In the decades to follow, Stone Ward would create memorable campaigns for a long list of clients based in Arkansas and elsewhere, including TCBY and Nickelodeon and current accounts U.S. Soccer Federation, Snap-On Tools, Baptist Health, Sissy’s Log Cabin and Sport Clips Haircuts, to name a few. Each account carries its own creation story of narrow escapes, near-misses and last-second inspiration, meshing a complicated set of gears across multiple channels to arrive at a finished product in a way that somehow looks easy.

“One of our core principles is nothing’s constant except for change. So, get used to it!” Ward said. “In the ’90s when we were doing work, television was what made things go viral. Now, we’re using a TikTok video. Things have changed.

“We’ve stayed on the edge. I remember we were one of the first agencies in Little Rock that did digital work. We had a national client, Terminix, we were doing all the national advertising for, and they came to us and said, ‘We’ve got to make some digital advertising.’ We said OK. We had held some meetings about what is the internet. We had a couple people on staff who could do it, and we did it. We did it because we had to.”

Today, Stone Ward is a $50 millionplus, full-service force in the advertising industry, with an office in Chicago as well as Little Rock. Longevity has brought accolades, including the couple being inducted into the Southwest Advertising Hall of Fame in 2017. Stone is a past Arkansas Advertising Federation Ad Person of the Year and Silver Medal Award recipient; Ward is a member of the Sam W. Walton Arkansas Business Hall of Fame.
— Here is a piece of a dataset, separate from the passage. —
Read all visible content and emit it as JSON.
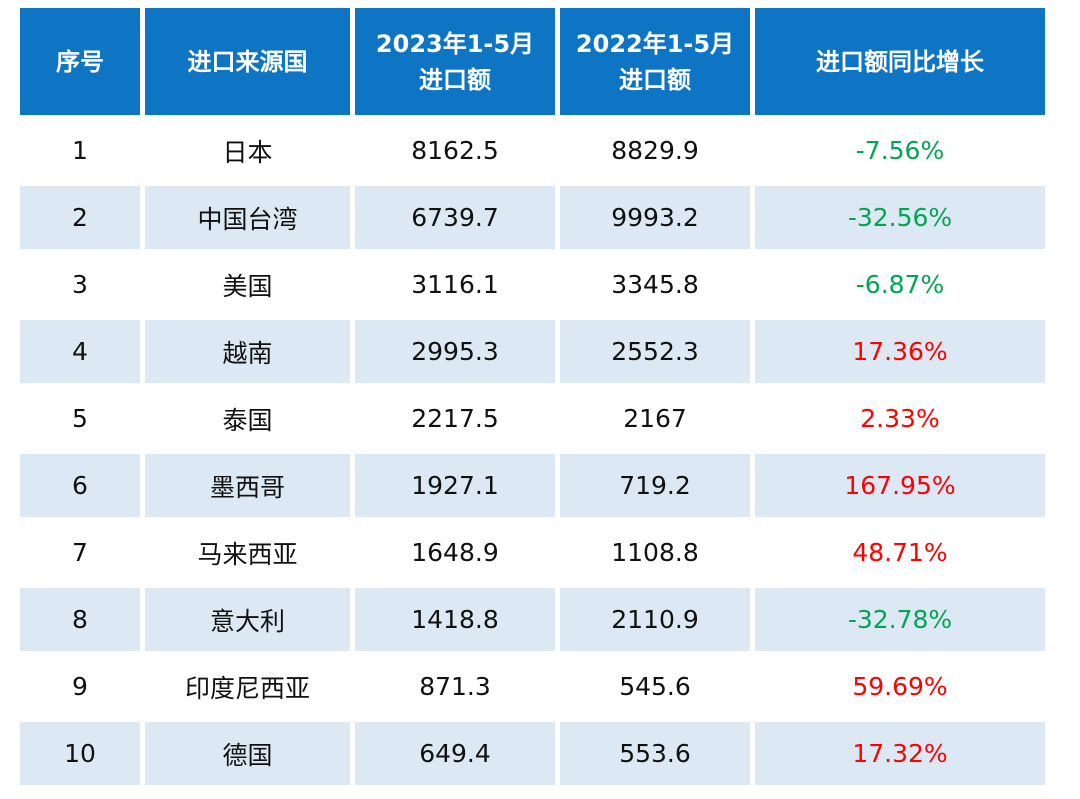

Both are equally distinguished in their philanthropic and community service endeavors with decades of support to organizations ranging from Bridge2Rwanda and Arkansas Cinema Society to Baptist Health Foundation and Arkansas

Sheriffs’ Youth Ranches and many more. And while their reputation and prosperity have been solidified through the company’s success, truth be told it’s the service portion from which they derive true riches and fulfillment.

“It’s like rules to live by, something we’ve always believed scripturally and spiritually,” Ward said. “In Luke it says, ‘To whom much is given, much is expected.’ We’ve always wanted, no matter what we were doing or where we were or how small or big any type of success was, to be able to share with people who really needed it; to help nonprofits that can’t afford big budgets or big agencies or people in our community that may need some kind of help.”

People who think all you’ve got to do is have courage and good luck or whatever and it’ll all work out, need to know there is also sacrifice. There were points in this process where we didn’t have enough money to pay us, but we always found enough money to pay everybody else. If you aren’t willing to do that, you don’t have any business starting a business.

Of all the taglines and slogans Stone Ward has developed over the years, the most insightful may well be the one it’s currently crafted for itself, eight weighty words hewn from introspection and mortared by principle. It reads, “Together, we are a creative force for good.”

“It is really not about Millie and Larry. It never has been,” Stone said. “Every circle, no matter how large or small, is a unified group for whom a handful of values is way more powerful than a thousand rules. Now, every circle needs a catalyst and a champion, and Millie is that champion and I’m that catalyst. But the Circle is what it’s all about, and what makes it happen. We are just helpers.”